Events
Global Frontier AI Series: Watermarking Methods for Detecting LLM-generated Text
Speaker: Jeongyeon Hwang
Location:
TBA
Videoconference link:
https://nyu.zoom.us/j/93573795488
Date: Monday, February 23, 2026
this event will be fully remote
The rapid advancement and widespread adoption of large language models (LLMs) have heightened concerns about misuse, ranging from generating misleading content to undermining academic integrity (e.g., cheating). To address these concerns, watermarking has emerged as a promising way to detect LLM-generated text by embedding an imperceptible statistical signal in model outputs. In this talk, I first motivate the need for LLM watermarking and explain how existing methods work. I then present a key practical challenge: in real-world settings, adversaries may try to remove or obscure the watermark to evade detection. To study this threat, we present BIRA, a black-box watermark removal attack, and evaluate the robustness of current watermarking schemes under realistic evasion. Our results show that many existing approaches can be reliably circumvented with a simple rewriting-based strategy, underscoring the need for rigorous stress testing and the development of more robust watermarking methods.

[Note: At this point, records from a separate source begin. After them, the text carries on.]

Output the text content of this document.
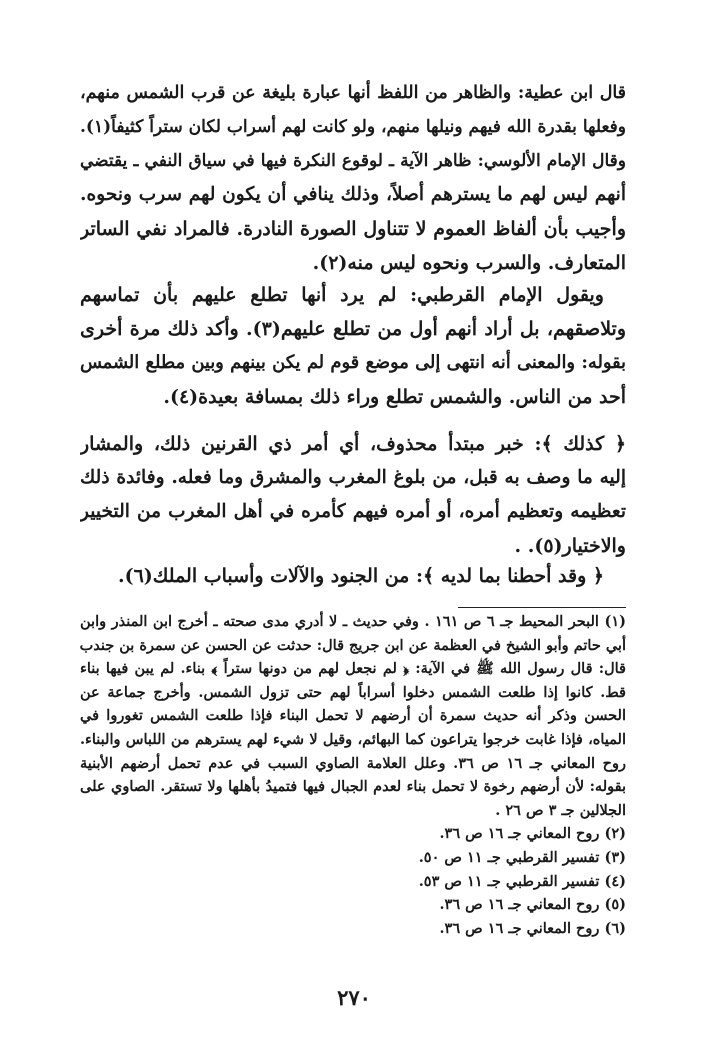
قال ابن عطية: والظاهر من اللفظ أنها عبارة بليغة عن قرب الشمس منهم،
وفعلها بقدرة الله فيهم ونيلها منهم، ولو كانت لهم أسراب لكان ستراً كثيفاً(١).
وقال الإمام الألوسي: ظاهر الآية ـ لوقوع النكرة فيها في سياق النفي ـ يقتضي
أنهم ليس لهم ما يسترهم أصلاً، وذلك ينافي أن يكون لهم سرب ونحوه.
وأجيب بأن ألفاظ العموم لا تتناول الصورة النادرة. فالمراد نفي الساتر
المتعارف. والسرب ونحوه ليس منه(٢).
ويقول الإمام القرطبي: لم يرد أنها تطلع عليهم بأن تماسهم
وتلاصقهم، بل أراد أنهم أول من تطلع عليهم(٣). وأكد ذلك مرة أخرى
بقوله: والمعنى أنه انتهى إلى موضع قوم لم يكن بينهم وبين مطلع الشمس
أحد من الناس. والشمس تطلع وراء ذلك بمسافة بعيدة(٤).
﴿ كذلك ﴾: خبر مبتدأ محذوف، أي أمر ذي القرنين ذلك، والمشار
إليه ما وصف به قبل، من بلوغ المغرب والمشرق وما فعله. وفائدة ذلك
تعظيمه وتعظيم أمره، أو أمره فيهم كأمره في أهل المغرب من التخيير
والاختيار(٥). .
﴿ وقد أحطنا بما لديه ﴾: من الجنود والآلات وأسباب الملك(٦).
(١) البحر المحيط جـ ٦ ص ١٦١ . وفي حديث ـ لا أدري مدى صحته ـ أخرج ابن المنذر وابن
أبي حاتم وأبو الشيخ في العظمة عن ابن جريج قال: حدثت عن الحسن عن سمرة بن جندب
قال: قال رسول الله ﷺ في الآية: ﴿ لم نجعل لهم من دونها ستراً ﴾ بناء. لم يبن فيها بناء
قط. كانوا إذا طلعت الشمس دخلوا أسراباً لهم حتى تزول الشمس. وأخرج جماعة عن
الحسن وذكر أنه حديث سمرة أن أرضهم لا تحمل البناء فإذا طلعت الشمس تغوروا في
المياه، فإذا غابت خرجوا يتراعون كما البهائم، وقيل لا شيء لهم يسترهم من اللباس والبناء.
روح المعاني جـ ١٦ ص ٣٦. وعلل العلامة الصاوي السبب في عدم تحمل أرضهم الأبنية
بقوله: لأن أرضهم رخوة لا تحمل بناء لعدم الجبال فيها فتميدُ بأهلها ولا تستقر. الصاوي على
الجلالين جـ ٣ ص ٢٦ .
(٢) روح المعاني جـ ١٦ ص ٣٦.
(٣) تفسير القرطبي جـ ١١ ص ٥٠.
(٤) تفسير القرطبي جـ ١١ ص ٥٣.
(٥) روح المعاني جـ ١٦ ص ٣٦.
(٦) روح المعاني جـ ١٦ ص ٣٦.
٢٧٠
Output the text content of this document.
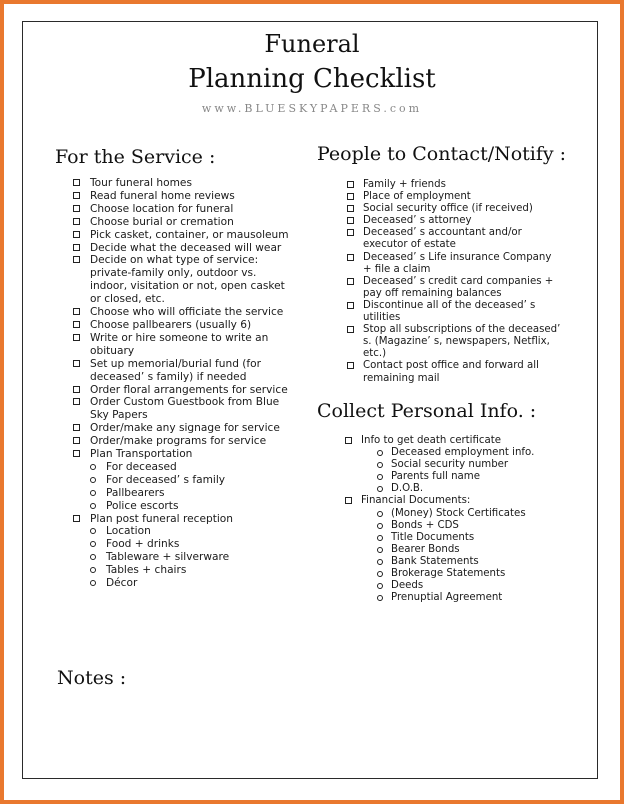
Funeral
Planning Checklist
www.BLUESKYPAPERS.com
For the Service :
Tour funeral homes
Read funeral home reviews
Choose location for funeral
Choose burial or cremation
Pick casket, container, or mausoleum
Decide what the deceased will wear
Decide on what type of service: private-family only, outdoor vs. indoor, visitation or not, open casket or closed, etc.
Choose who will officiate the service
Choose pallbearers (usually 6)
Write or hire someone to write an obituary
Set up memorial/burial fund (for deceased’ s family) if needed
Order floral arrangements for service
Order Custom Guestbook from Blue Sky Papers
Order/make any signage for service
Order/make programs for service
Plan Transportation
For deceased
For deceased’ s family
Pallbearers
Police escorts
Plan post funeral reception
Location
Food + drinks
Tableware + silverware
Tables + chairs
Décor
People to Contact/Notify :
Family + friends
Place of employment
Social security office (if received)
Deceased’ s attorney
Deceased’ s accountant and/or executor of estate
Deceased’ s Life insurance Company + file a claim
Deceased’ s credit card companies + pay off remaining balances
Discontinue all of the deceased’ s utilities
Stop all subscriptions of the deceased’ s. (Magazine’ s, newspapers, Netflix, etc.)
Contact post office and forward all remaining mail
Collect Personal Info. :
Info to get death certificate
Deceased employment info.
Social security number
Parents full name
D.O.B.
Financial Documents:
(Money) Stock Certificates
Bonds + CDS
Title Documents
Bearer Bonds
Bank Statements
Brokerage Statements
Deeds
Prenuptial Agreement
Notes :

Bio: Jeongyeon Hwang is a 4th-year integrated M.S./Ph.D. student in the Machine Learning Lab at POSTECH, advised by Jungseul Ok. His research aims to improve the real-world reliability of ML/NLP systems, with a focus on robust large language models against malicious inputs, corrupted training data, and misuse (e.g., fake content generation). Recently, he is working on watermarking methods for detecting LLM-generated text.